Applying AI & Machine Learning to Retail & eCommerce

January 24, 2024

ASHWIN VISWANATHAN

Research Scientist at Amazon

Ashwin is a Research Scientist at Amazon working on understanding causal effects that inform long term customer purchase patterns and intent. He specializes in building dynamic causal and forecasting models using high-dimensional datasets. Prior to joining Amazon, Ashwin did his PhD in Computer Science at OSU under Dr. Johnson Thomas. His primary research interests are in the fields of Machine Learning and bio-inspired decision-making models using Spiking Neural Networks (SNN).

Watch live: January 24 

Decision Making using Causal Inference

Causal models are a powerful tool for understanding and predicting the relationships between variables. They can be used to identify the root causes of problems, evaluate the impact of interventions, and make informed decisions. In recent years, there has been a growing interest in using causal models in industry as companies seek to improve their operations and make better use of their data.
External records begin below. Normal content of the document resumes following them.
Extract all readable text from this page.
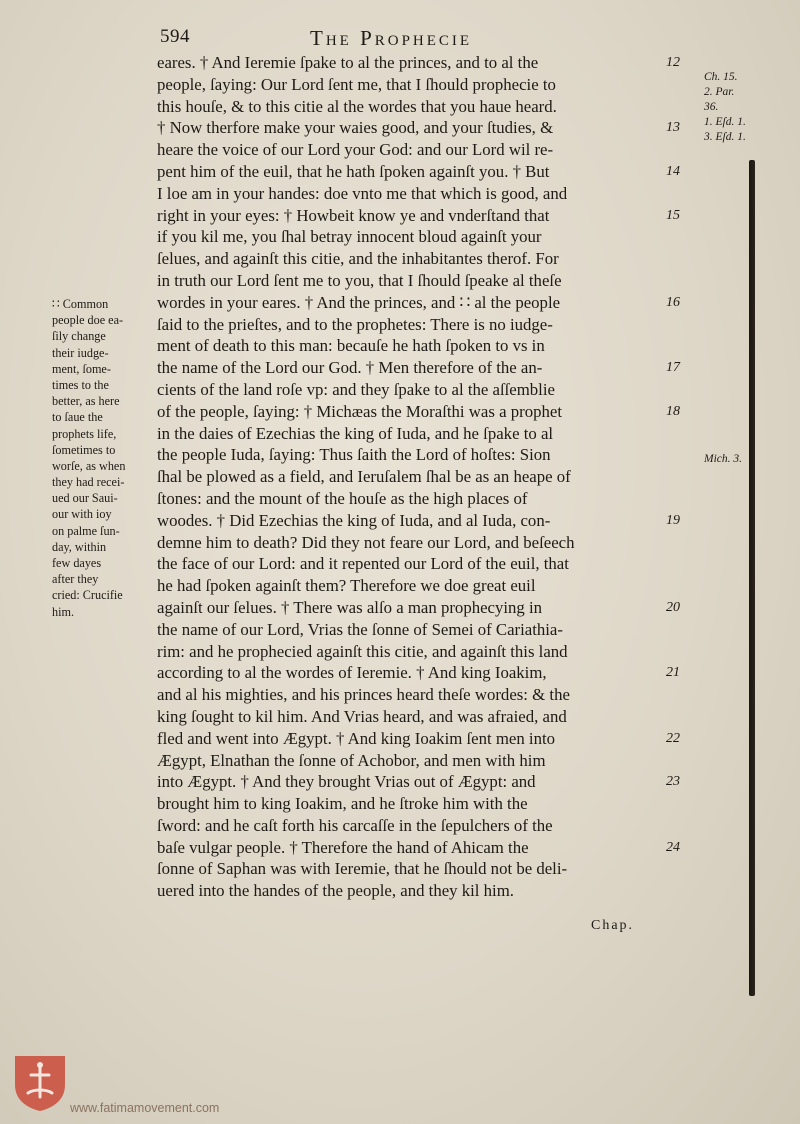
594	The Prophecie
eares. † And Ieremie ſpake to al the princes, and to al the
people, ſaying: Our Lord ſent me, that I ſhould prophecie to
this houſe, & to this citie al the wordes that you haue heard.
† Now therfore make your waies good, and your ſtudies, &
heare the voice of our Lord your God: and our Lord wil re-
pent him of the euil, that he hath ſpoken againſt you. † But
I loe am in your handes: doe vnto me that which is good, and
right in your eyes: † Howbeit know ye and vnderſtand that
if you kil me, you ſhal betray innocent bloud againſt your
ſelues, and againſt this citie, and the inhabitantes therof. For
in truth our Lord ſent me to you, that I ſhould ſpeake al theſe
wordes in your eares. † And the princes, and ∷ al the people
ſaid to the prieſtes, and to the prophetes: There is no iudge-
ment of death to this man: becauſe he hath ſpoken to vs in
the name of the Lord our God. † Men therefore of the an-
cients of the land roſe vp: and they ſpake to al the aſſemblie
of the people, ſaying: † Michæas the Moraſthi was a prophet
in the daies of Ezechias the king of Iuda, and he ſpake to al
the people Iuda, ſaying: Thus ſaith the Lord of hoſtes: Sion
ſhal be plowed as a field, and Ieruſalem ſhal be as an heape of
ſtones: and the mount of the houſe as the high places of
woodes. † Did Ezechias the king of Iuda, and al Iuda, con-
demne him to death? Did they not feare our Lord, and beſeech
the face of our Lord: and it repented our Lord of the euil, that
he had ſpoken againſt them? Therefore we doe great euil
againſt our ſelues. † There was alſo a man prophecying in
the name of our Lord, Vrias the ſonne of Semei of Cariathia-
rim: and he prophecied againſt this citie, and againſt this land
according to al the wordes of Ieremie. † And king Ioakim,
and al his mighties, and his princes heard theſe wordes: & the
king ſought to kil him. And Vrias heard, and was afraied, and
fled and went into Ægypt. † And king Ioakim ſent men into
Ægypt, Elnathan the ſonne of Achobor, and men with him
into Ægypt. † And they brought Vrias out of Ægypt: and
brought him to king Ioakim, and he ſtroke him with the
ſword: and he caſt forth his carcaſſe in the ſepulchers of the
baſe vulgar people. † Therefore the hand of Ahicam the
ſonne of Saphan was with Ieremie, that he ſhould not be deli-
uered into the handes of the people, and they kil him.
12
13
14
15
16
17
18
19
20
21
22
23
24
Ch. 15.
2. Par.
36.
1. Eſd. 1.
3. Eſd. 1.
Mich. 3.
∷ Common
people doe ea-
ſily change
their iudge-
ment, ſome-
times to the
better, as here
to ſaue the
prophets life,
ſometimes to
worſe, as when
they had recei-
ued our Saui-
our with ioy
on palme ſun-
day, within
few dayes
after they
cried: Crucifie
him.
Chap.
www.fatimamovement.com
The discussion will cover some of the fundamental ideas behind building causal models and how these ideas are put to use in practical contexts. Within the causal model framework, we will also touch upon some of the quasi-experimental design paradigms to identify causal effects, namely, difference-in-differences and instrumental variables, to name a few. We will also explore difficulties brought on by erroneous or inconsistent data and the significance of developing on a broad scale while establishing a repertoire of validation procedures using examples drawn from my work as a research scientist.